Giorgio Giorgi Junior

A memória é como um palito de fósforo aceso no escuro: ilumina um ponto no espaço durante uma fração de tempo. Este trabalho representa o acendimento de alguns palitos de fósforo no emaranhado de fatos da minha própria existência, limitado às memórias em espaços, não monumentais e/ou históricos, mas, pequenos que significam.

A questão da memória na FAU é sempre muito relacionada à ideia de restauração física de grandes edifícios. Um dos grandes pensadores do assunto foi John Ruskin, que trata a casa como um templo, um lugar sagrado que carrega forte caráter sentimental agregado, e é seguindo este pensamento que construo meu trabalho.

O restauro, aqui, versa sobre os espaços, não tão concretamente, na estrutura física do edifício, mas de maneira mais representativa, na tentativa de tratar a questão do espaço e da memória de maneira poética, re-significando a passagem do tempo e esse estado de permanente modificação das coisas e de suas percepções a partir de elementos materiais e estéticos através da gestualidade do corpo e das próprias coisas por meio de um material audiovisual.

Os trabalhos de Marina Abramovic, conhecida como mãe da performance-art, tiveram grande influência nos meus trabalhos, inclusive neste, então, comento sobre alguns deles, pois carregam a sensibilidade e o conceito que gostaria que os meus também refletissem.

Em seu manifesto, coloca que a solidão e o sofrimento são fundamentais à alma do artista e, tratar dos meus devaneios em a memória em pequenos espaços, necessitou realmente de um estado de introspecção e escancaramento das feridas mal curadas.

Para este trabalho, penetrei intensamente nas minhas memórias e acabei me apaixonando pelo trajeto que me traz ao presente. Relendo A Disciplina do Amor de Lygia Fagundes Telles que, apesar de escrever de maneira discursiva, é uma poetisa que filosofa sobre a vida, me deparei com sua reflexão: “não cortaremos os pulsos, ao contrário, costuraremos com linha dupla todas as feridas abertas”.

Seu livro dialoga com meu trabalho, além dessa vontade e necessidade de trabalhar as dores do passado, também apresenta, numa estrutura em fragmentos, a explicitação de sensações, sonhos e reflexões através de uma percepção feminina. Cada fragmento, em a memória em pequenos espaços, foi manipulado de maneira sensível e reflete um significado particular.

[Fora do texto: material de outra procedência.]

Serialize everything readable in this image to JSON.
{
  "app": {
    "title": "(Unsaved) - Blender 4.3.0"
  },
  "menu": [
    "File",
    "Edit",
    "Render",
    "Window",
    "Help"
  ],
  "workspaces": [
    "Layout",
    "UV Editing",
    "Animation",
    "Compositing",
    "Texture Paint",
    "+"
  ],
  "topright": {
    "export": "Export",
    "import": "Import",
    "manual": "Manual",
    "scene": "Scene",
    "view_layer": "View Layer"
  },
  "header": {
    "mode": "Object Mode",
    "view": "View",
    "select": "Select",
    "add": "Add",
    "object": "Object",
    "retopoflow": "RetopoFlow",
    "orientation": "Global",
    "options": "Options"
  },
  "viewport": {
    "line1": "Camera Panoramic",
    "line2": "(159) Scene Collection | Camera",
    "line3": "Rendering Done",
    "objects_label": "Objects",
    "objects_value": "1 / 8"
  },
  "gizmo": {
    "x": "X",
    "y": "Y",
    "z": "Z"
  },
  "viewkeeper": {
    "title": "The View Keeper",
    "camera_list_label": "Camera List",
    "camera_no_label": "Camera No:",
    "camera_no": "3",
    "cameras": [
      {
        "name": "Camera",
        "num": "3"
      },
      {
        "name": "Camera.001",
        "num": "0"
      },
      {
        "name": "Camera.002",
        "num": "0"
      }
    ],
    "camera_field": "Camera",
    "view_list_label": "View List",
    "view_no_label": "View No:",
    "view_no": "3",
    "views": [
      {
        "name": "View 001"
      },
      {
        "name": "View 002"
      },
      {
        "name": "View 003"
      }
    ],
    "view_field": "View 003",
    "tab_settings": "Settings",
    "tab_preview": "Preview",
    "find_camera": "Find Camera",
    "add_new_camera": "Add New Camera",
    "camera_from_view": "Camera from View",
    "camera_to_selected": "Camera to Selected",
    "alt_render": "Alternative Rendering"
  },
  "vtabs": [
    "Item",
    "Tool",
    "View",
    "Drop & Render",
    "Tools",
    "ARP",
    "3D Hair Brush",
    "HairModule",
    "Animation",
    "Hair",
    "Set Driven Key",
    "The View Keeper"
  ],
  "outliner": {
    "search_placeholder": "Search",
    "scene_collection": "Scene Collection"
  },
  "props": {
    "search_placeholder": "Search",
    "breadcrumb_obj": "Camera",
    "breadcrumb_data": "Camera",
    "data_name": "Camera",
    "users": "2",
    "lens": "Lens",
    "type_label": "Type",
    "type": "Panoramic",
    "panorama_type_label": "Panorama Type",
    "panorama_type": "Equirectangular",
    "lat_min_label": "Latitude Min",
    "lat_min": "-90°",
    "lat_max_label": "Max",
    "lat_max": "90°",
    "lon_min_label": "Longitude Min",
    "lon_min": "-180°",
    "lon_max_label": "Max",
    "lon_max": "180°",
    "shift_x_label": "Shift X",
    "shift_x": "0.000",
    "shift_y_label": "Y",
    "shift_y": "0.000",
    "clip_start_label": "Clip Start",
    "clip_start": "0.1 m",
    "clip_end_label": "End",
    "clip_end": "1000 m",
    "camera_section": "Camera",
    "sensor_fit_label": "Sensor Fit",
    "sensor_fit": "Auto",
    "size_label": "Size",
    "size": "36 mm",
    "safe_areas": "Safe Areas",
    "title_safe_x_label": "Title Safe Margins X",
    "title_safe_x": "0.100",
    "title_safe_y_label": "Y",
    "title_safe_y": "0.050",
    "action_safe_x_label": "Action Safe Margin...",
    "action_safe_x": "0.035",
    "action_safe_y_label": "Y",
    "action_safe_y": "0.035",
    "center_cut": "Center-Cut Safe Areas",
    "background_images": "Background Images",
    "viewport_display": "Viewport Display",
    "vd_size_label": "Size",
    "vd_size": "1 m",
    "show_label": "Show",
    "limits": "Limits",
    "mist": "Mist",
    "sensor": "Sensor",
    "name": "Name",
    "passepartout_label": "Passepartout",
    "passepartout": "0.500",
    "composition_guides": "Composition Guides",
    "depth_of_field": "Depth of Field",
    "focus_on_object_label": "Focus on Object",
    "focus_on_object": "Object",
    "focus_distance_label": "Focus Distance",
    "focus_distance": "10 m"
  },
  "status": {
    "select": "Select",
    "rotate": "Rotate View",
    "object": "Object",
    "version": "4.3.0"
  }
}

Cada espaço das minhas memórias é especial por conta de acontecimentos, desejos, percepções sentimentais, trabalhados, aqui, não de maneira literal, não numa mera tentativa de suas representações exatas, mas através de lembranças sensíveis e sensoriais.

No processo de aceitação de que a percepção das coisas nunca é total, já que detalhes passam despercebidos e um mundo todo funciona sem que nos demos conta e, portanto, há a impossibilidade da reprodução exata das memórias, evidenciei a minha re-significação sobre a percepção dos espaços que estão, aqui, representados.

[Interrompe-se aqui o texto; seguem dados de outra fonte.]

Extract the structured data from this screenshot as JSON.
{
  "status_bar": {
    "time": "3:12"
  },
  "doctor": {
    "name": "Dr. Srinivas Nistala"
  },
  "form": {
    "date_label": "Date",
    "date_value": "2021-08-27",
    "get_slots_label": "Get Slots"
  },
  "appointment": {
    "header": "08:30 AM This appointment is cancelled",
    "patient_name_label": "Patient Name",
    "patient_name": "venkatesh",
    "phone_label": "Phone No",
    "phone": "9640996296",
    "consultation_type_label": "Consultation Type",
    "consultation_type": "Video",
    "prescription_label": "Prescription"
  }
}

Lembranças e percepções passadas confundiram-se com o presente e transformaram-se em devaneios. As reflexões de Bachelard exibem-se em a memória em pequenos espaços além do conceito de devaneio, também de liberdade poética e psicológica.

A linguagem visual do meu trabalho explora a realidade, não tão narrativa e linearmente, evidencia texturas, sons, cores, sensações etc. No limite entre fatos e devaneios, os espaços são re-significados em atos performáticos a partir da materialidade e da estética das coisas.

A plasticidade é experimentada como desapego da realidade. Parece contraditório falar em desapego quando os fatos estão explícitos em cada fragmento a partir da plasticidade, entretanto, a matéria, aqui, passa a representar outros signos de linguagem.

Os Screen Tests de Andy Warhol foram referências fundamentais para a concepção de a memória em pequenos espaços, tanto que coloco a mesma nomeação como subtítulo do trabalho e inicio com o fragmento de um deles: Screen Test: Baby Jane Holzer, junto a uma frase do artista logo na abertura.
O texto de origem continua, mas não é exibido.